Now, with both Comedy Central and The Daily Show in a crisis Stewart has returned to it in an election year. This is welcomed with great joy by entertainers and of course left-wingers who think, in the same way that Taylor Swift can influence elections, Stewart can keep Trump out of the White House. Stewart, of all people, knows he does not have that power.

I look forward to Stewart’s return to The Daily Show and I wonder what he will do this year. What I hope he’ll do is show the fearlessness he did in his first fifteen years on the show. And that means that he will use his comedy to speak truth to power – all power.

I don’t know if, a decade later, Stewart still has the ability to draw in the kind of names that he used too. Considering he was able to do so on The Problem, I think that’s possible. Whether they’ll show up is another question but here goes.

I want him to ask Josh Hawley or Marco Rubio how they can support for President a man who spoke at a rally where the supporters tried to have them killed. I want him to ask, how after barely surviving it, they could return to their seats and just keep doing what they had been doing originally. I want him to ask Lauren Boebert why she didn’t want McCarthy to be Speaker and why she voted to remove him. I want him to ask Roma McDaniel why she forsook her uncle for a man who cast her aside when she became an inconvenience to him. I’d like him to talk to Alina Habbas and ask whether she believes the arguments she says in court.

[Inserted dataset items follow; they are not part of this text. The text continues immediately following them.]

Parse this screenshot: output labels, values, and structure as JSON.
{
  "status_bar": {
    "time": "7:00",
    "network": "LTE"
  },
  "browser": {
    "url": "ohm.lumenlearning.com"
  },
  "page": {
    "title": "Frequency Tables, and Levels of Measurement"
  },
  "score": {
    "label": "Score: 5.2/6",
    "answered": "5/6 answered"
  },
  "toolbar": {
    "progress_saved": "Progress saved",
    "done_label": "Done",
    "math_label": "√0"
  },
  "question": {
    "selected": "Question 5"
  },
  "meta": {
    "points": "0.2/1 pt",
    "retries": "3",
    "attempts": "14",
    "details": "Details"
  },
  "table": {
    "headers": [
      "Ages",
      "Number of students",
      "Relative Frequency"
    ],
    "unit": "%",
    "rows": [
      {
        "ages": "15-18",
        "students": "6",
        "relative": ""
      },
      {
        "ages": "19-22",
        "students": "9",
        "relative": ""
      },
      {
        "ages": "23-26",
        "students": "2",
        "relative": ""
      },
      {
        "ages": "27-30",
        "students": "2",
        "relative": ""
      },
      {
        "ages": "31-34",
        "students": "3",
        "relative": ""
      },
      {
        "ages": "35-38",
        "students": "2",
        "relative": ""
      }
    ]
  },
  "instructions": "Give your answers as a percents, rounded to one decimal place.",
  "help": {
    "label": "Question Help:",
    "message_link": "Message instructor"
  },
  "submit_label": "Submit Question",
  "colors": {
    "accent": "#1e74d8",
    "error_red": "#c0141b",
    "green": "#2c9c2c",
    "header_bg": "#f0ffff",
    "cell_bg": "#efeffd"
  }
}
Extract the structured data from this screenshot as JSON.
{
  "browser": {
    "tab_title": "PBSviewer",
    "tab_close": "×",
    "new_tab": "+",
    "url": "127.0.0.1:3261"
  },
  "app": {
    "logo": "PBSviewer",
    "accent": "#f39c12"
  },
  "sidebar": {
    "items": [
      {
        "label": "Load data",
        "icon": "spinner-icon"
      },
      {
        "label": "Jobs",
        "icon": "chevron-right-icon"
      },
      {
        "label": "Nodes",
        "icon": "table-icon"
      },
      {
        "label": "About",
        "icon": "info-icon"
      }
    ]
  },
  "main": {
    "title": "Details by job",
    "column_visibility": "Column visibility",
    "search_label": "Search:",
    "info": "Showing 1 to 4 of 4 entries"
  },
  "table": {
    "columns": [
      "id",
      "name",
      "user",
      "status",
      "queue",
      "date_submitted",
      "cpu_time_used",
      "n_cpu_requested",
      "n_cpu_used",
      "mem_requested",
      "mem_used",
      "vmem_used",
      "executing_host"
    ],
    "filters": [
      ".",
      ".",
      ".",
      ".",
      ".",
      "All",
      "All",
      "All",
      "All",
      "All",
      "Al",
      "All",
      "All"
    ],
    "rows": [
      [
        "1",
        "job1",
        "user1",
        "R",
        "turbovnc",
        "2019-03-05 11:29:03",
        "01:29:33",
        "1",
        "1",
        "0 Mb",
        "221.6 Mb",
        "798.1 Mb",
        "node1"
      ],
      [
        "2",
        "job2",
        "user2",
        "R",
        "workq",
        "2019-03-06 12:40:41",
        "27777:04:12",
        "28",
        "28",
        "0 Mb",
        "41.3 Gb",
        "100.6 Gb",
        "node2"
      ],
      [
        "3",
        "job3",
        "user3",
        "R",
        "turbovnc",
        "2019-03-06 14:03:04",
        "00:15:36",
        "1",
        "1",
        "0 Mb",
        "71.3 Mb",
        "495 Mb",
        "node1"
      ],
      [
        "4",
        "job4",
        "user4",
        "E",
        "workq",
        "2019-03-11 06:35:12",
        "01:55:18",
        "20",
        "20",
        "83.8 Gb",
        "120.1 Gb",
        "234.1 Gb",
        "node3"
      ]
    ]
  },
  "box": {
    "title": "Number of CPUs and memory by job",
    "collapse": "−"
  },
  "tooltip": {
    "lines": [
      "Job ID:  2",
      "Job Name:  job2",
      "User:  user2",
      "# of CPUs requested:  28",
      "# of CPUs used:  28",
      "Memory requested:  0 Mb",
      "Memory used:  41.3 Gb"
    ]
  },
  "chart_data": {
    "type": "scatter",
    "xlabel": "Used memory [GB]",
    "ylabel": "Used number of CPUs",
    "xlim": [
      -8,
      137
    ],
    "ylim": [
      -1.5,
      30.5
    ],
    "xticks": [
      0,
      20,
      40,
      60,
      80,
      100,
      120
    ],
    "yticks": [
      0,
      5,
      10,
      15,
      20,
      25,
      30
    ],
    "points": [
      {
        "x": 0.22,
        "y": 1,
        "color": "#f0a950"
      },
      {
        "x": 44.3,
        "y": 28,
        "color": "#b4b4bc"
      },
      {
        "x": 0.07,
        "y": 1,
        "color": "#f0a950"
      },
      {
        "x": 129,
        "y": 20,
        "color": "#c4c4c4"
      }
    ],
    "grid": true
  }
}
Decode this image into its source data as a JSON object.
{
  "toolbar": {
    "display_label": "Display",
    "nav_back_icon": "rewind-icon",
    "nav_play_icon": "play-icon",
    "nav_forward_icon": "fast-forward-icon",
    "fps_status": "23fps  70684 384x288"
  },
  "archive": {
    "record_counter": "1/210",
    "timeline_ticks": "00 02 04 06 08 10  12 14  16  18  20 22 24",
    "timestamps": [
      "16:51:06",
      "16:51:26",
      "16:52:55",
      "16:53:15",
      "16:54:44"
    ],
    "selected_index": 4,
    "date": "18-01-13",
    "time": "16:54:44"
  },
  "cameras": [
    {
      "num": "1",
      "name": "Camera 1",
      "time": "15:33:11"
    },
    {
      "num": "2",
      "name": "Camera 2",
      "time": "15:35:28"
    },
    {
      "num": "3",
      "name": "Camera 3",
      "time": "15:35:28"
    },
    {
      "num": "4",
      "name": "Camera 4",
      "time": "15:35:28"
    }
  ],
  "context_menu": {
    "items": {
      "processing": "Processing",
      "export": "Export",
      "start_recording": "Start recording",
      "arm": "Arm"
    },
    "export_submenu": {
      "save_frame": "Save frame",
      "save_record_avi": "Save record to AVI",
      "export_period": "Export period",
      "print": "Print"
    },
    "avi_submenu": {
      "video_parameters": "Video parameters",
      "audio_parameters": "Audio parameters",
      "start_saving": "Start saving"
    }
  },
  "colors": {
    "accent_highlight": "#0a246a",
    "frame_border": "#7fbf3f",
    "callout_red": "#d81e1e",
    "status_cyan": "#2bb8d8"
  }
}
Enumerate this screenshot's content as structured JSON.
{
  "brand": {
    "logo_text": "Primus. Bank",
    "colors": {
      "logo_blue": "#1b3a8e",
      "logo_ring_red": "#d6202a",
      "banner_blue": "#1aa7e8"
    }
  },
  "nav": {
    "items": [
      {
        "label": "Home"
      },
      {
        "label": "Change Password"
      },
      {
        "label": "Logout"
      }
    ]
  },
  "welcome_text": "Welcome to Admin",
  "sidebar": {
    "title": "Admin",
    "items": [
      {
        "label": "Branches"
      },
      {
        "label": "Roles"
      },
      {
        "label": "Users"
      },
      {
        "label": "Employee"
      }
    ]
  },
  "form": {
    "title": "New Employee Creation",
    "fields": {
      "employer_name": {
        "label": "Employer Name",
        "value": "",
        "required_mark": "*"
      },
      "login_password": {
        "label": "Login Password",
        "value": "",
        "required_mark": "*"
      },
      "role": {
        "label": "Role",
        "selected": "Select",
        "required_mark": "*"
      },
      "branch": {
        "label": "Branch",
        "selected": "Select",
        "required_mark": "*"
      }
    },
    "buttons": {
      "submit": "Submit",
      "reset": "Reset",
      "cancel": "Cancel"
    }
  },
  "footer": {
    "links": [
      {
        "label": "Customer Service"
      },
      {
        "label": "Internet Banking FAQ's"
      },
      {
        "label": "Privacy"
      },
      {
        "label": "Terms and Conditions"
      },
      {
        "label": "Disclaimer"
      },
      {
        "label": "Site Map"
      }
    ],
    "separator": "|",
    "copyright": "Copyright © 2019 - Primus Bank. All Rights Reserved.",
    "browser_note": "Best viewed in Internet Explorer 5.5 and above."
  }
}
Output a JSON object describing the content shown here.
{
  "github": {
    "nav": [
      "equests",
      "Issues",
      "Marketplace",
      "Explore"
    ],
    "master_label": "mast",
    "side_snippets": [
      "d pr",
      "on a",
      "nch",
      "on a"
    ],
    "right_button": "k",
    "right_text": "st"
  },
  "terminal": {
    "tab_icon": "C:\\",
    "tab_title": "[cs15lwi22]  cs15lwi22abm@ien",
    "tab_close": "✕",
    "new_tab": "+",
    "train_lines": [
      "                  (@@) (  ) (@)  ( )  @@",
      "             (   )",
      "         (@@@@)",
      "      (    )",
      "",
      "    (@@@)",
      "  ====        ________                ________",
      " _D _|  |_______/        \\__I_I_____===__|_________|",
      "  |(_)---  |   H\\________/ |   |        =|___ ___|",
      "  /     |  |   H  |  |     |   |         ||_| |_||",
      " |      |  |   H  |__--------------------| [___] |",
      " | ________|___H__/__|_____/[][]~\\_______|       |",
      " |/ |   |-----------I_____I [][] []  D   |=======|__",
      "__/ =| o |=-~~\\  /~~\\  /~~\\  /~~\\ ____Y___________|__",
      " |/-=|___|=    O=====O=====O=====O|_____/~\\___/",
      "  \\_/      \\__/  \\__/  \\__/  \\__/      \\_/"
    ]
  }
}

I want him to ask AOC that, if she truly supports social change in America, why she is supportive of a group of fundamentalists who believe many of the people’s right she embraces have no right to exist. I want him to ask Ilhan Omar and Rashida Taib if they believe Hamas actions’ were justifiable. I want him to ask Bernie Sanders that if he had been elected President how he would have carried out his platform.

I want him to ask George Santos what he was thinking when he ran for office. I want him to ask Robert F. Kennedy Jr if he thinks his family proud of him. I want him to ask Liz Cheney why she went along with Trump for as long as she did. I want him to ask  I want him to ask Hakeem Jeffries why he let his caucus vote McCarthy out of the Speakership when the procedural vote was called. I want him to ask Claudine Gay why she couldn’t give a simple answer to the easiest question possible. I want him to ask Chuck Schumer if he thinks the Republican Party is loyal to America. I want him to ask Mike Johnson if he thinks the Democrats are.

And I want him to ask of any  who was working for one of the cable media networks during the ten years he was off the Daily Show and has since retired from the profession if they have learned anything from what he was trying to tell them for fifteen years about how badly they were failing at their jobs right up until the moment he left. And if they tell him he was wrong about Donald Trump to, I want him to give the only answer he has to: “I was never a journalist. I’m only an entertainer. What’s your excuse?”

Whether any of them will give an answer remotely resembling honesty is impossible to say. But Stewart has often been able to get answers that reporters weren’t and even if he doesn’t, it will be entertaining to watch them squirm in a way that it just isn’t anywhere else.